Em relação aos factos que causaram toda essa celeuma, sou dos que acreditam que havia possibilidades reais sim que os acontecimentos ocorridos na África do Sul e em Moçambique acontecessem também aqui em Luanda. Sou dos que acreditam também que a Rádio Despertar e a UNITA estiveram por trás desse processo – que aliás apenas beneficiaria precisamente os políticos da oposição, Vicente e Justino Pinto de Andrade incluídos. Sou também dos que acreditam que a acontecer aqui em Angola, poderíamos ter um autêntico banho de sangue, igual ou pior que o 27 de Maio ou os confrontos pós-eleitorais de 1992 de má memória. Sou, em resumo, daqueles que estavam a ficar quase aterrados com o evoluir dos acontecimentos, razão pela qual ouvia a Rádio Despertar mais frequentemente que o habitual.

 

Sou por isso daqueles que achavam e acham que o Governo deveria encontrar formas de contornar a situação perigosa para a qual nos estávamos a encaminhar. Independentemente dos erros cometidos que tornavam o nosso contexto quase semelhante aos da África do Sul e de Moçambique, era imperativo não deixar o país chegar àquele extremo. A conferência de imprensa do Rui parece ter sido o meio encontrado pelo MPLA para cumprir esse desiderato. Concordando ou não com o método, parece ter funcionado. O País desviou a sua atenção da África do Sul e Moçambique e os níveis de tensão social baixaram. A Rádio Despertar e a UNITA baixaram o nível de provocação. E as pessoas respiraram de alívio.

 

Tudo isso fez parte do jogo político: a UNITA enquanto oposição inteligentemente jogou com as similitudes do contexto (fez uma jogada perigosíssima, em minha opinião) e o MPLA reagiu enquanto Governo ao qual um contexto de desobediência civil não convinha de maneira nenhuma. Parte da Oposição, Vicente e Justino incluídos foram ao reboque da UNITA, saindo em sua defesa quando esta passou a vitimizar-se.

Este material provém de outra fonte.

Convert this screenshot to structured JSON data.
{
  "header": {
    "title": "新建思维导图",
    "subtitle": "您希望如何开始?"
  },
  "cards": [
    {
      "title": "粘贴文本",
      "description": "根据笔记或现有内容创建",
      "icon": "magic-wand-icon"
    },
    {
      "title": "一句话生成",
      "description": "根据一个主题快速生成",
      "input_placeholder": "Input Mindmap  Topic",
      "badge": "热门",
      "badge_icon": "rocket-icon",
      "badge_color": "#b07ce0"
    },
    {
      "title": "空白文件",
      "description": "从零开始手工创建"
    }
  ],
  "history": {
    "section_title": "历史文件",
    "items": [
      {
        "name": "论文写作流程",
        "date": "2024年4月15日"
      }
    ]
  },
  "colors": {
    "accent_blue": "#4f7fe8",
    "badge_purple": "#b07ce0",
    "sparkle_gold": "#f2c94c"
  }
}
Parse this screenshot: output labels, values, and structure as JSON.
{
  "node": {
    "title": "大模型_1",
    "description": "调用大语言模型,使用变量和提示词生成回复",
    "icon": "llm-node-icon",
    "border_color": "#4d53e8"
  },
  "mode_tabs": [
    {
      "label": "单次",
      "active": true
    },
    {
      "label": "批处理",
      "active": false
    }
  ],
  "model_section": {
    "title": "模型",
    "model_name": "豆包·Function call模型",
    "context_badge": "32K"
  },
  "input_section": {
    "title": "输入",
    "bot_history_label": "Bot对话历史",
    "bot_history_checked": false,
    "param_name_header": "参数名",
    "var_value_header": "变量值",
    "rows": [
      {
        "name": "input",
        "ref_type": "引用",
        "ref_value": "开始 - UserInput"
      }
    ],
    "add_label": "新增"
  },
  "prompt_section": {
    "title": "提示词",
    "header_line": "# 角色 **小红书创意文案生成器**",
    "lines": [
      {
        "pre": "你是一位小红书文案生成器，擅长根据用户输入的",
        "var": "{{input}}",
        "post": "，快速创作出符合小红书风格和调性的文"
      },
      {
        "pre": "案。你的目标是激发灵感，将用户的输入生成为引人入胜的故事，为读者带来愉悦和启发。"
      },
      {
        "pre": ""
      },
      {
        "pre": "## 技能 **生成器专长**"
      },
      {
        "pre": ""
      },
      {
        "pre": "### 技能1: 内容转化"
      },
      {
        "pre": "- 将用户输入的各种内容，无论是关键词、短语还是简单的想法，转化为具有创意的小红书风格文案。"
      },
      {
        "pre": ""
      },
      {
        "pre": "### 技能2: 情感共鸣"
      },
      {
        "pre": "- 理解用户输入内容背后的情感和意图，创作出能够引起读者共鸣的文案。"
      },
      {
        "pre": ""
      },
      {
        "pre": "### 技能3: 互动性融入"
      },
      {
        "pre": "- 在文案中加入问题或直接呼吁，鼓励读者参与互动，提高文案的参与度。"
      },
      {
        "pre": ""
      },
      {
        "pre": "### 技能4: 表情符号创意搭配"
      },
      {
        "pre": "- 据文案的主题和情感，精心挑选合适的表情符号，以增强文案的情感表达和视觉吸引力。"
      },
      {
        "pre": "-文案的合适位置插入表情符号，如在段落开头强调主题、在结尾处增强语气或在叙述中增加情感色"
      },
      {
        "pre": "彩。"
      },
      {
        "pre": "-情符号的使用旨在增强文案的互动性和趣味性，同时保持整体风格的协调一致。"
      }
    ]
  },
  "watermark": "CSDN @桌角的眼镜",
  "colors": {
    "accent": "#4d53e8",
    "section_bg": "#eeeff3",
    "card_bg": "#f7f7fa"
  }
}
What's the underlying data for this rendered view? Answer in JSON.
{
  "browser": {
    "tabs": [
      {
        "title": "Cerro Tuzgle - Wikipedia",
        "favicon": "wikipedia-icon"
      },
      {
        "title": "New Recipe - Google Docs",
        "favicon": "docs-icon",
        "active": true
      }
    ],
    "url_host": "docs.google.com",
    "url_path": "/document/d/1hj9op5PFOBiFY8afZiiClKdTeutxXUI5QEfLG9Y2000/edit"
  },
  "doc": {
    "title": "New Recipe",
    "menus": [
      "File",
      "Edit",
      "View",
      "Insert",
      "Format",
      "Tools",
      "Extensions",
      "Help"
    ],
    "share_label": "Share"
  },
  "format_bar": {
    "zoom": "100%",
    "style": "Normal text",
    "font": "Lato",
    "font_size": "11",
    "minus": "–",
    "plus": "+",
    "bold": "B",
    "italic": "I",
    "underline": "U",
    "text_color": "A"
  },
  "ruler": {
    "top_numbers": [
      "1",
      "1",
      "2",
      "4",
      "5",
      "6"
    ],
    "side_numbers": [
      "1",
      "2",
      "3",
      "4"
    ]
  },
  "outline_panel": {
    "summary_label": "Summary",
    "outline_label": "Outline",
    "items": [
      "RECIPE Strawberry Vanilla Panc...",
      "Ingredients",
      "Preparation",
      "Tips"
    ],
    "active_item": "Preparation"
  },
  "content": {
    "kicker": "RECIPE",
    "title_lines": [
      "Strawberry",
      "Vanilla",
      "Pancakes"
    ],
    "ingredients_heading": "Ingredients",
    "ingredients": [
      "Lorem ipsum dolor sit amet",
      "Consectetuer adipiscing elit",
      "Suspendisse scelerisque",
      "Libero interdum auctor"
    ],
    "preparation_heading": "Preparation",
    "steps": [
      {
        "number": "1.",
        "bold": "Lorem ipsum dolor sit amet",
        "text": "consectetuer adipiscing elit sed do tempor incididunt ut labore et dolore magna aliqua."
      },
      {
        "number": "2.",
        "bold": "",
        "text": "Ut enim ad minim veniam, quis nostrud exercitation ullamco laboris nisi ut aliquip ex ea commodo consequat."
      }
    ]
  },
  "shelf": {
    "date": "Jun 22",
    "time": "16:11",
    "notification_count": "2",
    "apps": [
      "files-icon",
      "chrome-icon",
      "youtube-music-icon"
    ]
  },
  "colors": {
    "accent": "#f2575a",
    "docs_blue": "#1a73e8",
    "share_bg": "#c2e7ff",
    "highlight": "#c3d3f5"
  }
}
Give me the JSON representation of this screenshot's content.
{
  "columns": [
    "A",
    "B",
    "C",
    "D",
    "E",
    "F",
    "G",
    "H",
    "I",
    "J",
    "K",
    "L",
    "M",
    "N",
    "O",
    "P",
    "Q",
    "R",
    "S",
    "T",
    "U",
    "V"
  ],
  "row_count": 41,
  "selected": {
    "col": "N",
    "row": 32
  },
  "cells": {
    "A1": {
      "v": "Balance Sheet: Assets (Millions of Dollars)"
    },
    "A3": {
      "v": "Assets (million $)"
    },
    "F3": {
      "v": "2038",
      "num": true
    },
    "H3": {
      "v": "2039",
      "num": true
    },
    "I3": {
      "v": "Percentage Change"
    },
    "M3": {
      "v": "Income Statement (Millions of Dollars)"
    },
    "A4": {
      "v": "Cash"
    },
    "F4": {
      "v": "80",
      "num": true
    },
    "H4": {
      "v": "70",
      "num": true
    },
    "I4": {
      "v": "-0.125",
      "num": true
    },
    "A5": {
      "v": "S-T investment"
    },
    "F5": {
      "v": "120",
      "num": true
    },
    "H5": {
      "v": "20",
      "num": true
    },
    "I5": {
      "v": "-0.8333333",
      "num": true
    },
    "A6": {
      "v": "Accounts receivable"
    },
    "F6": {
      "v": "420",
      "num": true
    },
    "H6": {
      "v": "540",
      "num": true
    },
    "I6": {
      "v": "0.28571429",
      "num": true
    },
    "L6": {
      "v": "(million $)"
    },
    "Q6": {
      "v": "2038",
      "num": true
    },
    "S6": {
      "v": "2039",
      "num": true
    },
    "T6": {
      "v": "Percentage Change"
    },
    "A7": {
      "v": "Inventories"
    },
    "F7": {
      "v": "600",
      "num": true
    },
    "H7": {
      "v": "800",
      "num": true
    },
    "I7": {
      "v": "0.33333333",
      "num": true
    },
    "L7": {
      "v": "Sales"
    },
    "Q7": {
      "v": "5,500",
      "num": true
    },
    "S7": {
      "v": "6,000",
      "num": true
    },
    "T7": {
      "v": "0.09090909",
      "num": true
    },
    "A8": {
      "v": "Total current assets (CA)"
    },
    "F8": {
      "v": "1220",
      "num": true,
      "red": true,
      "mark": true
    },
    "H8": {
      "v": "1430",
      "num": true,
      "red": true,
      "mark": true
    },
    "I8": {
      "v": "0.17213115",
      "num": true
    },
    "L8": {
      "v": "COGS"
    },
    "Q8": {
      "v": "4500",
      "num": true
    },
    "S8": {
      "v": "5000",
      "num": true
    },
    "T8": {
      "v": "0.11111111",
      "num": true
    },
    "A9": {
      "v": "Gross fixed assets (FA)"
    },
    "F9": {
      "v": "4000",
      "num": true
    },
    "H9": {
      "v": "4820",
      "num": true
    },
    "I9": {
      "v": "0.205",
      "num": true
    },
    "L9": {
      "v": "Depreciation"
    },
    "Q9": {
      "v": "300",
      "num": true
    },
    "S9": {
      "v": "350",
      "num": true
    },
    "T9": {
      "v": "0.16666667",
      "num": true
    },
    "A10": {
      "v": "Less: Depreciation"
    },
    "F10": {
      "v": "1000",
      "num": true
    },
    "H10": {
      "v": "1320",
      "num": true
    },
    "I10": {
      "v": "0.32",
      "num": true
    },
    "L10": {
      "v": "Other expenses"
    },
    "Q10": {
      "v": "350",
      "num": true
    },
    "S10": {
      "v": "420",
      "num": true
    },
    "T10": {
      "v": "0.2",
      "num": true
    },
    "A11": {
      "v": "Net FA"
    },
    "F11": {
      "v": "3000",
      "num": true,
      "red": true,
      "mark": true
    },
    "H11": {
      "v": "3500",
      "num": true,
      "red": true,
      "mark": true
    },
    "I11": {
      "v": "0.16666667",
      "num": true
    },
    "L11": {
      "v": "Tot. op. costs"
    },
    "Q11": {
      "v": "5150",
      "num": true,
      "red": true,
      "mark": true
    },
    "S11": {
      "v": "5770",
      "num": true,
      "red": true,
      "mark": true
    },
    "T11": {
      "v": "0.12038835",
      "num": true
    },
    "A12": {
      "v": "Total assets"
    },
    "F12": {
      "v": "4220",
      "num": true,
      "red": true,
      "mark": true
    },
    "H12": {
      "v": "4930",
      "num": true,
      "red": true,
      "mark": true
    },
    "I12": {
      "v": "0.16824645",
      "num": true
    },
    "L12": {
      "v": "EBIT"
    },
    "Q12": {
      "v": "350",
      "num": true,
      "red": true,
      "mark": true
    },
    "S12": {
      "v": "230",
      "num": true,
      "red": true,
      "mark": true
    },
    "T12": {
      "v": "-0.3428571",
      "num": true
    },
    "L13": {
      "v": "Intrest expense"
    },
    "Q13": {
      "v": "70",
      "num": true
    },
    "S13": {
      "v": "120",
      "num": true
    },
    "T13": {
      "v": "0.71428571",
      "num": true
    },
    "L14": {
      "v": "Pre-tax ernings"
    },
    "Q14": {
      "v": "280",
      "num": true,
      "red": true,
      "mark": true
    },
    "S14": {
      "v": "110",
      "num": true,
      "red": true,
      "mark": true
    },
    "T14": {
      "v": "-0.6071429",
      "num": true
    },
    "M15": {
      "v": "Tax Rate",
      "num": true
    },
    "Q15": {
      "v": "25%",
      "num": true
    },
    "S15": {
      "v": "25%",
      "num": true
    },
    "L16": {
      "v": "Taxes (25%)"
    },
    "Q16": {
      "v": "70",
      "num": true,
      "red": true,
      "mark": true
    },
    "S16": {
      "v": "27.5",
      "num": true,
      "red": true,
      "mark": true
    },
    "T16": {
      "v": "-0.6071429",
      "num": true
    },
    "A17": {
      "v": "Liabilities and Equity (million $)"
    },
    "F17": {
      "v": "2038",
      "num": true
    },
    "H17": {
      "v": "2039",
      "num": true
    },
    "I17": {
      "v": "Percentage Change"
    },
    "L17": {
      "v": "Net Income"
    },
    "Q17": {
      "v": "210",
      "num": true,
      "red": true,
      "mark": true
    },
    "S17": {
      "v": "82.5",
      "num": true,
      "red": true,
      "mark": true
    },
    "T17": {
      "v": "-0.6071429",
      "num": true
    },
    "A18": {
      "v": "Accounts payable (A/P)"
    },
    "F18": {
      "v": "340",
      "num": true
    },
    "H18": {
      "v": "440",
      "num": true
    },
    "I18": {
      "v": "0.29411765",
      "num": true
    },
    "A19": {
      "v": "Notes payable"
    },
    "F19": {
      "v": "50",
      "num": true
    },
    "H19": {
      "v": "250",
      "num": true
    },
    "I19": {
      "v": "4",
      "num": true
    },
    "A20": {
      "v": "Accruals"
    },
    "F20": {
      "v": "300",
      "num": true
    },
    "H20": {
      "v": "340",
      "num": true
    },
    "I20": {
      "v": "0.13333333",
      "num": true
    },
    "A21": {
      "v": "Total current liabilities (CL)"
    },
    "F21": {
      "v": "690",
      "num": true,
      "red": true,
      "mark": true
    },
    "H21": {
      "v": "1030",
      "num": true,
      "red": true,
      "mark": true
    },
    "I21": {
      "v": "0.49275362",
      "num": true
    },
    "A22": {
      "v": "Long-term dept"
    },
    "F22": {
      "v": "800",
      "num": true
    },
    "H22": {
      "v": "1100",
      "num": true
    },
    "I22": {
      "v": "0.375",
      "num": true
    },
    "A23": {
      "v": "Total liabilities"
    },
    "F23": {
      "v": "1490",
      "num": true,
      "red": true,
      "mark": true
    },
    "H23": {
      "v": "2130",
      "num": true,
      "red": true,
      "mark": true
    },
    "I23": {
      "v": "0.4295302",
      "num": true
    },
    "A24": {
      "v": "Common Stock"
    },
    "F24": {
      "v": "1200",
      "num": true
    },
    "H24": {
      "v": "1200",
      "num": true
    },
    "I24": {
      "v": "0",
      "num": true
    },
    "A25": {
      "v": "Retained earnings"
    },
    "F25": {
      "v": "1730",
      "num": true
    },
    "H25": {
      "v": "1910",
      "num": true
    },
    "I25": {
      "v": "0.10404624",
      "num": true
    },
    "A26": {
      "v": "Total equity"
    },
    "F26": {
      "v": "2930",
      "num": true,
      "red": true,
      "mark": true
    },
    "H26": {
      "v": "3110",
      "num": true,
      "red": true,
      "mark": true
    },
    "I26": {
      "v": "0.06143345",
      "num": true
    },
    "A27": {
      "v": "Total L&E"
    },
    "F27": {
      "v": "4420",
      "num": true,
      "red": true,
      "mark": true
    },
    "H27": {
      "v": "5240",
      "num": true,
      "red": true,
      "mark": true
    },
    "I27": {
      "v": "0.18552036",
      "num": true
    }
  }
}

Dali a apodar os seus actores com epítetos menos simpáticos por estarem a fazer o que se espera deles – exageros aparte! – como diz o Rui no jeito de gozo que lhe é característico «não fica bem e é muito feio».

 

Eu e todos os angolanos e não são poucos – que temos na família Pinto de Andrade um exemplo que apontamos aos nossos filhos em como se deve (com)viver em família – eles lembram um vitral que só é lindo porque tem muitas cores diferentes – desejamos que ultrapassem esse pequeno-grande desaguisado. Vocês são preciosos demais para a Nação, para que ela permita que se conspurquem, gente Pinto de Andrade… e bem hajam!